The proposed work is clinically significant and the overall paper is technically strong.
- What is the ranking of this paper in your review stack?
3
- Number of papers in your stack
5
- Reviewer confidence
Confident but not absolutely certain
Primary Meta-Review
- Please provide your assessment of this work, taking into account all reviews. Summarize the key strengths and weaknesses of the paper and justify your recommendation. In case you deviate from the reviewers’ recommendations, explain in detail the reasons why. In case of an invitation for rebuttal, clarify which points are important to address in the rebuttal.
This paper presents a method for segmenting atherosclerotic plaques in carotid arteries in ultrasound images. The method uses a multi-branch feature fusion network for the segmentation of carotid plaque, which utilizes multi-scale and multi-context features. The results are promising.
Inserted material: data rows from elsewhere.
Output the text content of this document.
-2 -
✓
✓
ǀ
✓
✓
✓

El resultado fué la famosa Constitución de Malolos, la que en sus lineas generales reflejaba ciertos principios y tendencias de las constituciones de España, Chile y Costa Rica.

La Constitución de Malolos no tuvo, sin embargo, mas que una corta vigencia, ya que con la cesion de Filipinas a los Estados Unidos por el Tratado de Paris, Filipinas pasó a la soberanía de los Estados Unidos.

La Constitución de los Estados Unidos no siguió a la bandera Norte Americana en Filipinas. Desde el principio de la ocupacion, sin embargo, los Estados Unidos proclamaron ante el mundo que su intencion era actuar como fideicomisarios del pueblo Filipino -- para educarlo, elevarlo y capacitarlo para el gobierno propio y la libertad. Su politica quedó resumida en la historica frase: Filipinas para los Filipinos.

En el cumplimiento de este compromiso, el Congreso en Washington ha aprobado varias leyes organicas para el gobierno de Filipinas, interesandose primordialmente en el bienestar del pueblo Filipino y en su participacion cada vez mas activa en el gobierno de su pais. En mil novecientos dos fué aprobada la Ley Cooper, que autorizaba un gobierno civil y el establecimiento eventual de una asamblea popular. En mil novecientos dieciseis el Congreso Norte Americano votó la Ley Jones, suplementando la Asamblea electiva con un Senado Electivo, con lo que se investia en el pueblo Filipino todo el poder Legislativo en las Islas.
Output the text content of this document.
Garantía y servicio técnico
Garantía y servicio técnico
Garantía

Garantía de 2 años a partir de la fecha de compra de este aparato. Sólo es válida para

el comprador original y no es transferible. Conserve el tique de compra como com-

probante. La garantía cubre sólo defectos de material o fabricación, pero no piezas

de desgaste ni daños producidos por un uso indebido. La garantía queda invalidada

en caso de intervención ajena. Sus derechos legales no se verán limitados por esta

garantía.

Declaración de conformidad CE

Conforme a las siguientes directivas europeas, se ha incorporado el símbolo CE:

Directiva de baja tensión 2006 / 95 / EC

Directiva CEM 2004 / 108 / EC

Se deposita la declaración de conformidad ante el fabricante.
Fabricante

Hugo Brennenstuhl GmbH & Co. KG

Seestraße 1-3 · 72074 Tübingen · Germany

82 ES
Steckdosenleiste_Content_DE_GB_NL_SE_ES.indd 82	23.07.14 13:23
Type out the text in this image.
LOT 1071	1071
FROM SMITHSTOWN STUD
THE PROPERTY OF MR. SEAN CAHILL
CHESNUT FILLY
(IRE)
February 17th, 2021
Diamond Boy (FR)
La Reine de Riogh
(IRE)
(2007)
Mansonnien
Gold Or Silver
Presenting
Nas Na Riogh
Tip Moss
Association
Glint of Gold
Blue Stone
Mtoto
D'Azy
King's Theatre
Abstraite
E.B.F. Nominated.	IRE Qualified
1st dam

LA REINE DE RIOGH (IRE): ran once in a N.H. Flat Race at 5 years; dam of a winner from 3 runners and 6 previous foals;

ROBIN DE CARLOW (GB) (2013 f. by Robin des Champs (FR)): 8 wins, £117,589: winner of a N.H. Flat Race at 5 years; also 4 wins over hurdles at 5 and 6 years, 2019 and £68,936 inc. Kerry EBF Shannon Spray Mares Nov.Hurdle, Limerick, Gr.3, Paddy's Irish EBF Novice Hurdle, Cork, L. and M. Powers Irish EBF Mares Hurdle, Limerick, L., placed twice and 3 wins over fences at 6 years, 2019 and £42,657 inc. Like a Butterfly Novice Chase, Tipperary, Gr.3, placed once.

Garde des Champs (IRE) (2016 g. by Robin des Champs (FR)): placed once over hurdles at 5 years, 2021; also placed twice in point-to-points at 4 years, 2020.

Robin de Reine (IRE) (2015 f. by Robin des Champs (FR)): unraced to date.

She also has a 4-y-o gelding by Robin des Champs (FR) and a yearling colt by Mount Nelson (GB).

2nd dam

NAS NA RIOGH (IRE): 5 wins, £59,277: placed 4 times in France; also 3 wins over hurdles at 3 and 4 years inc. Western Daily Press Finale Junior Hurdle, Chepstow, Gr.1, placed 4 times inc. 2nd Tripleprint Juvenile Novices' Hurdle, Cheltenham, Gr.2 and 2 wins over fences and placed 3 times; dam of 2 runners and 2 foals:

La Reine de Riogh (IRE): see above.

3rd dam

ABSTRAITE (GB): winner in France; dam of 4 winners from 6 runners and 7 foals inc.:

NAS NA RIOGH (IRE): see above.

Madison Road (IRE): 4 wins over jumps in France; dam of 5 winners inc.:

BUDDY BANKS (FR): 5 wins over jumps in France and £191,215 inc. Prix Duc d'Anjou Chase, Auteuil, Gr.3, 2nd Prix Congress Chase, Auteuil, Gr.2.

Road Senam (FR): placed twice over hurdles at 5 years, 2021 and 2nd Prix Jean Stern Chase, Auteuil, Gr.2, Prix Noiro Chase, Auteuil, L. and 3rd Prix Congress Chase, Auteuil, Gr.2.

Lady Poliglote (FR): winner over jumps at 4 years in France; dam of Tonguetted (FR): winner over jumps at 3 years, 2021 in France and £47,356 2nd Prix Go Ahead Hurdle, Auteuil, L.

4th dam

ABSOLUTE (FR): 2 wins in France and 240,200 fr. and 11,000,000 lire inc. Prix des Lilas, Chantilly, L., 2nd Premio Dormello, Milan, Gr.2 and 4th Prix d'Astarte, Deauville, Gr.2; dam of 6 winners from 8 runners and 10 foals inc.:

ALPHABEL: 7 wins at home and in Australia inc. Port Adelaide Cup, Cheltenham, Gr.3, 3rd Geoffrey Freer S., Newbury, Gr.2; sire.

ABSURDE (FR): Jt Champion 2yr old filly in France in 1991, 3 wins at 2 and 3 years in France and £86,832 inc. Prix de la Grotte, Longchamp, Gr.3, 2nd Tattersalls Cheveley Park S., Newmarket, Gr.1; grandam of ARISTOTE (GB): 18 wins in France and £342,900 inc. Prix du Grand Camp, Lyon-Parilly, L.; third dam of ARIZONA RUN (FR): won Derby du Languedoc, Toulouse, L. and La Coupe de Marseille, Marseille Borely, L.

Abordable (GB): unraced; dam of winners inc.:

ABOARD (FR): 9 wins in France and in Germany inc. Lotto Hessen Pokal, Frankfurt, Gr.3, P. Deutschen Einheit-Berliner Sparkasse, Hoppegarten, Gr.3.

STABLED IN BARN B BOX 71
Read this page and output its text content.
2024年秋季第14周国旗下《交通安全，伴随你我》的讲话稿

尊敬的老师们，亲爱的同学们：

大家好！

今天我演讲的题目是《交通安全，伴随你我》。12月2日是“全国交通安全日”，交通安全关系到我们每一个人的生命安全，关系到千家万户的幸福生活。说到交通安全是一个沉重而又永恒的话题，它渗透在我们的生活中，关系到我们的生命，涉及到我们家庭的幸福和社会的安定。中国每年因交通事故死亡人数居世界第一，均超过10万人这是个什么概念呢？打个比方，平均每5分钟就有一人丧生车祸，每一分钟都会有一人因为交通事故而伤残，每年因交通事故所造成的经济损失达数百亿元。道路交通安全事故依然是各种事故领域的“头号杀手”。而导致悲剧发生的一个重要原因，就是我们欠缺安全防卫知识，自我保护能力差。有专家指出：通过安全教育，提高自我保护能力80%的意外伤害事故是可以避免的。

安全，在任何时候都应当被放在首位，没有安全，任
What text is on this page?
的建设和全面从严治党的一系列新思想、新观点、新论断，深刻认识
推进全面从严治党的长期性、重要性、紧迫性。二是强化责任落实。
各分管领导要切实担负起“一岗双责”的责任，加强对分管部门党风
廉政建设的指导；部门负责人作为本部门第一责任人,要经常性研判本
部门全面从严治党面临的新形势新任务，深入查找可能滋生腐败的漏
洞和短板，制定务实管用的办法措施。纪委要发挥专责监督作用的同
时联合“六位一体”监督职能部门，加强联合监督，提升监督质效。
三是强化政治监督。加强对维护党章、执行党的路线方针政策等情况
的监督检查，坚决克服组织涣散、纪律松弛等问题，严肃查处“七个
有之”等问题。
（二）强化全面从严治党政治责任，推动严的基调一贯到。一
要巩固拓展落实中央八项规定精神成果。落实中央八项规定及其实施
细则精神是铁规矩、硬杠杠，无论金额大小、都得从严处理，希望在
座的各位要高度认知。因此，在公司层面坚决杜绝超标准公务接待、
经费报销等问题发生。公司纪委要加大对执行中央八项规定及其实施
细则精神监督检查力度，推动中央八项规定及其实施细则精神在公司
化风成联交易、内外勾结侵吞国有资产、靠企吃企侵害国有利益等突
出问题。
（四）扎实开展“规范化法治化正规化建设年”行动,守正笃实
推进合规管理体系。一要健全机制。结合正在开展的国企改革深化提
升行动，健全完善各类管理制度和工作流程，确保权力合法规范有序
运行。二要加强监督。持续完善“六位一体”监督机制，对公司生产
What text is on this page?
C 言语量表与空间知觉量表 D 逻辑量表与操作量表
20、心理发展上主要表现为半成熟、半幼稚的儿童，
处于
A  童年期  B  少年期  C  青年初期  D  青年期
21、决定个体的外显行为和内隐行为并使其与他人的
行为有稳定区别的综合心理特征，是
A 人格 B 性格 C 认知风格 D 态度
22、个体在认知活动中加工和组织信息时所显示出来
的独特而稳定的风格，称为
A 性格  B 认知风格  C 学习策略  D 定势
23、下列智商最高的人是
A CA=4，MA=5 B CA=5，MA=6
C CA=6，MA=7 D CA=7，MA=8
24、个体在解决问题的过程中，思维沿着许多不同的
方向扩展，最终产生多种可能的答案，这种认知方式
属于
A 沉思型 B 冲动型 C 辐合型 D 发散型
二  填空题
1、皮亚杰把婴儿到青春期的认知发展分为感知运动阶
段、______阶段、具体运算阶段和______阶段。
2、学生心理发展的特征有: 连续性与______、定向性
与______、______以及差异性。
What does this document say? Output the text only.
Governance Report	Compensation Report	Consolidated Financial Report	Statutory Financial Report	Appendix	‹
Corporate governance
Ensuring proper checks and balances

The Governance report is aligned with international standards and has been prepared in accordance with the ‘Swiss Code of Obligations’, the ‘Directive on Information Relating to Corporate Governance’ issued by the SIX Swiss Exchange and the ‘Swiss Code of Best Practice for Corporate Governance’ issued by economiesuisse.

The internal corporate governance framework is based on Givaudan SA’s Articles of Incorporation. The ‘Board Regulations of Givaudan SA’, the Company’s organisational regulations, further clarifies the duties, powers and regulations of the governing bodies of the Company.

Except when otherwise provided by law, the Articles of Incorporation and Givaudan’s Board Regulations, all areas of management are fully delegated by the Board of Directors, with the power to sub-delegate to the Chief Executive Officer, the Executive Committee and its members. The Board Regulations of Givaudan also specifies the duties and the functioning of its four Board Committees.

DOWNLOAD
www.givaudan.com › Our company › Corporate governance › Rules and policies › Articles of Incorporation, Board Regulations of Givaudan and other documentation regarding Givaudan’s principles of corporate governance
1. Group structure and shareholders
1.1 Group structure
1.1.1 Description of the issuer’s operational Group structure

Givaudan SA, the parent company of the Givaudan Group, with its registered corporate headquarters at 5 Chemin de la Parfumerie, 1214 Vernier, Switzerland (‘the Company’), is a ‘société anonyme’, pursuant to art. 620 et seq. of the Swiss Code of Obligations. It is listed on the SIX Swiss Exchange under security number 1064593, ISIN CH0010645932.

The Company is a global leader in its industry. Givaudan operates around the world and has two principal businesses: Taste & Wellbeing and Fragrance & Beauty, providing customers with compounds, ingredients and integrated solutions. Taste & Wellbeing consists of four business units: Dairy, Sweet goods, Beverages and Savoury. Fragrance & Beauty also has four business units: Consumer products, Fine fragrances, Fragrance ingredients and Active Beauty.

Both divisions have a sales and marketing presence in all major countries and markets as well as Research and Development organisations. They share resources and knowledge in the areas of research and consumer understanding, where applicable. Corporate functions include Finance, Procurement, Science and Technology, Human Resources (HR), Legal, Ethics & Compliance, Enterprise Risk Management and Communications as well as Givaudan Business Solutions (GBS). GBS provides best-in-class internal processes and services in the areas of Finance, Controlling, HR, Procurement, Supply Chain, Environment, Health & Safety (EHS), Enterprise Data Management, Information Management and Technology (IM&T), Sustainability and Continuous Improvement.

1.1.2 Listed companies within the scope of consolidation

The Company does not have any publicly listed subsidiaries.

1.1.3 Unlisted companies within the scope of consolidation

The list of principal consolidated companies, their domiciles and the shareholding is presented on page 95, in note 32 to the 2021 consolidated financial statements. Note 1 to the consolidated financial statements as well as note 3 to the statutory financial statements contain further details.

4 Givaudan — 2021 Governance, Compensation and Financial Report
The reviewers are all positive about this paper. After reading the comments raised by the reviewers, my recommendation is given in Q3.
- What is the ranking of this paper in your stack? Use a number between 1 (best paper in your stack) and n (worst paper in your stack of n papers).
4
Author Feedback
Dear Reviewers, Thank you for your time and effort in reviewing our paper. We are pleased that you accept our work and point out some problems to help us improve the quality of our work. Motivated by your comments, we are trying to solve some problems you mentioned. However, we also find some misunderstandings. Thus, we make the following explanation: Ultrasound acquisition device generates ultrasound images surrounded by irrelevant parameter information. The resolution of the original images is 768x576. We crop the ultrasound images from the original images and then rescale them to the size of 256x256. Note that ultrasound images are completely preserved and the number of images remains the same. In addition, the dataset used to detect carotid artery walls shown in Fig. 2 is different from that used in this work. Thank you again for your suggestions.